MOSCOW: February 22, 2008
Opening Speech of Metropolitan Laurus at Orthodox St Tikhon Humanitarian University
Eminence archpastors, reverend fathers, dear in Christ brothers and sisters:
Raising praise and gratitude to our Lord and Savior for the great and wondrous good and mercies poured out upon the entire Russian Orthodox Church, I feel it is my duty to express heartfelt thanks to the Reverend Rector, the teachers and students of the Orthodox St Tikhon Humanitarian University, who are studying the latest period of the history of our Church. They are helping to find common ground and ways to reestablish the fullness of brotherly communion within the Local Russian Orthodox Church. We have great sympathy and good will for the tireless efforts of the teachers who work here and the students, the future workers in the Vineyard of Christ. This love for our common history inspires and strengthens the relationship between the faithful children of the Russian Orthodox Church in the Fatherland and in the diaspora, and I believe that genuinely fraternal cooperation and friendly relations will further tighten the bonds between us, and will bring great benefits.
The Russian Orthodox Church came together upon the bones of the New Martyrs and Confessors who suffered from the godless persecutions.

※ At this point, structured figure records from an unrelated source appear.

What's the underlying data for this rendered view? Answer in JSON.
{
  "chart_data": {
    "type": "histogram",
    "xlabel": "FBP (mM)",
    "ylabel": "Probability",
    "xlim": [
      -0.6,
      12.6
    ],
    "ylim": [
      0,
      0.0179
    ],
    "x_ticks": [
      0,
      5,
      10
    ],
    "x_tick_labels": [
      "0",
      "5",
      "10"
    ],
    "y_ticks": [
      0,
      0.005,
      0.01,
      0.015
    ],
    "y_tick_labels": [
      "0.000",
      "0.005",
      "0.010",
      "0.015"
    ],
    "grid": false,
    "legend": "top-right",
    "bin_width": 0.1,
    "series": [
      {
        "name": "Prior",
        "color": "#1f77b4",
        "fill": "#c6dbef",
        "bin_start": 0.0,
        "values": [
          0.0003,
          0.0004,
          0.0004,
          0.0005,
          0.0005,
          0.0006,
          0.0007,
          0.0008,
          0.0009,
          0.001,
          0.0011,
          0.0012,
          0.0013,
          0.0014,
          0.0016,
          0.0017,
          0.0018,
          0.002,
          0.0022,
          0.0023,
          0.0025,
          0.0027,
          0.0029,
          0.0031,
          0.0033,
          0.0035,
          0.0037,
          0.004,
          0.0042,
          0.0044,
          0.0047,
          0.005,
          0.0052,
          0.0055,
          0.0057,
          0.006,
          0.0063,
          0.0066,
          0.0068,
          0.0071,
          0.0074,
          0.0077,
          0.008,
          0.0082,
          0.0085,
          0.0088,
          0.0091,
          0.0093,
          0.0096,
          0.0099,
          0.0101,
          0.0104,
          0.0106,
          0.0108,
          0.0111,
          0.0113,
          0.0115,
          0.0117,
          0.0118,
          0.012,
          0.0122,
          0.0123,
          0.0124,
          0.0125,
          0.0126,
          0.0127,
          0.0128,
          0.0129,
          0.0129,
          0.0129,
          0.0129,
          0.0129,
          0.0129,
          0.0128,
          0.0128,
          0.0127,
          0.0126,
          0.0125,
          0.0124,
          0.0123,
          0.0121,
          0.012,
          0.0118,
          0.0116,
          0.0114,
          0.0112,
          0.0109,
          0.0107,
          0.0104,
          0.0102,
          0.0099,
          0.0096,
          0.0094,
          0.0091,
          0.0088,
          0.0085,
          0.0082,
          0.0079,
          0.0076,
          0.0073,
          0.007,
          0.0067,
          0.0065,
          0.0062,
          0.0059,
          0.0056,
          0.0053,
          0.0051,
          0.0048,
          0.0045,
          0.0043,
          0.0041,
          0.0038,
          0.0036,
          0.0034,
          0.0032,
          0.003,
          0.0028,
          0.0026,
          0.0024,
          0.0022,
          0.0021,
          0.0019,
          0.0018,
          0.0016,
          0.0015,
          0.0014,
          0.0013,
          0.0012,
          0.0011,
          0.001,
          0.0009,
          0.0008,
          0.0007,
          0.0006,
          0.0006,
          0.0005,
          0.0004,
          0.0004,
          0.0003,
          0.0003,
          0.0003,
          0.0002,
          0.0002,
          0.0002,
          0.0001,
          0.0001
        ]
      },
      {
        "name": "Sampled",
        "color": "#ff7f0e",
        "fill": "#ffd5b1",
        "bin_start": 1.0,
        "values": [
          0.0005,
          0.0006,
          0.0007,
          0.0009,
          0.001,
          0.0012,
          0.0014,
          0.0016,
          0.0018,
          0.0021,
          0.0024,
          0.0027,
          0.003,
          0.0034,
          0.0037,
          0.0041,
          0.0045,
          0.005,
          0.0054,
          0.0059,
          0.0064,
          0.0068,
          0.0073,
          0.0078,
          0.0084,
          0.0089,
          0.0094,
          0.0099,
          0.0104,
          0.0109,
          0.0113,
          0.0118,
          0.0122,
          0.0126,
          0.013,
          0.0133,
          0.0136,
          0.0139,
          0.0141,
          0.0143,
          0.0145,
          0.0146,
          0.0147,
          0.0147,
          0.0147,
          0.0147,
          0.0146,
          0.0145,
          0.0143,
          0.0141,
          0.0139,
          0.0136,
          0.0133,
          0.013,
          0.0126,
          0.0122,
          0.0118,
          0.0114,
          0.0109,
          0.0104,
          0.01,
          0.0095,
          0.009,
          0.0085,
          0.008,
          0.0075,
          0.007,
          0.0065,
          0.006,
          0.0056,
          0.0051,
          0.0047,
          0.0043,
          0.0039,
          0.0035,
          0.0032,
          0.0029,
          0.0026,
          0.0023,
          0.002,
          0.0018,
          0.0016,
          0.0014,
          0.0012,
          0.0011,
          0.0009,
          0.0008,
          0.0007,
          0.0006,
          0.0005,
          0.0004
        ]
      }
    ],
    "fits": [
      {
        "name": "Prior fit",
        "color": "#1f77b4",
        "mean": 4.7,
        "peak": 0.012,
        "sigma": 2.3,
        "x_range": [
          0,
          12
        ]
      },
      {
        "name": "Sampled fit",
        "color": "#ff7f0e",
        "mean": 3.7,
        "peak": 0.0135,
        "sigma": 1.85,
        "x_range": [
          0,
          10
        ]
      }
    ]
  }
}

We now have a great and glorious host of new sufferers. Infants and children, the elderly and the adults, princes and simple folk, men and women, bishops and parish priests, monks and laymen, Royal Passion-bearers and their subjects have formed a great host of many millions of martyrs of Russia, the glory and splendor of our Russian Orthodox Church. Our main task is to proclaim this glory, to preach the faith, the courage, staunchness and patience of our martyrs, who planted a seed in our souls, in the spirit of our people, who now bear the fruits of spiritual rebirth.
We must help to develop and strengthen these fruits in every way, we must unite our educational institutions, and service to the Church, with prayer to the Holy New Martyrs and Confessors of Russia, with veneration of their memory and imitation of their faith.
May Divine blessings visit all of you, and may the heavenly intercession of our New Martyrs and Confessors be with us, may they tend to our renewal. May peace and love increase among all of us! Amen.
During the discussion that followed, matters such as Orthodox witness in the West and parish life abroad were touched upon, as well as the specifics of parish life that helps preserve old Russian piety and culture abroad. The experiences of establishing the parish family, says Vladyka Gabriel of Manhattan, is the "talent that the Russian Orthodox Church Outside of Russia can bring to the rebirth and churchification of the Russian people."
Vladyka Laurus noted that the matter of reestablishing unity after the official signing of the Act of Canonical Communion is continuing: there are joint services, delegations from abroad visit Russia, and groups of Russians visit parishes abroad. This movement is helping strengthen internal church unity towards which the Russian Orthodox Church always strove.
In response to a question on the self-proclamation of independence of Kosovo, Bishop Peter of Cleveland stated: "I was born in the USA and am grateful to America, which gave me a great deal. But unfortunately, the West does not understand either the Russians or the Slavs. I speak openly about this despite the fact that I love the country I was born in. I do not know how to explain it, but I think that the West senses its spiritual bankruptcy in the face of Orthodox Christianity. The West fears Russian patriotism and Slavic unity."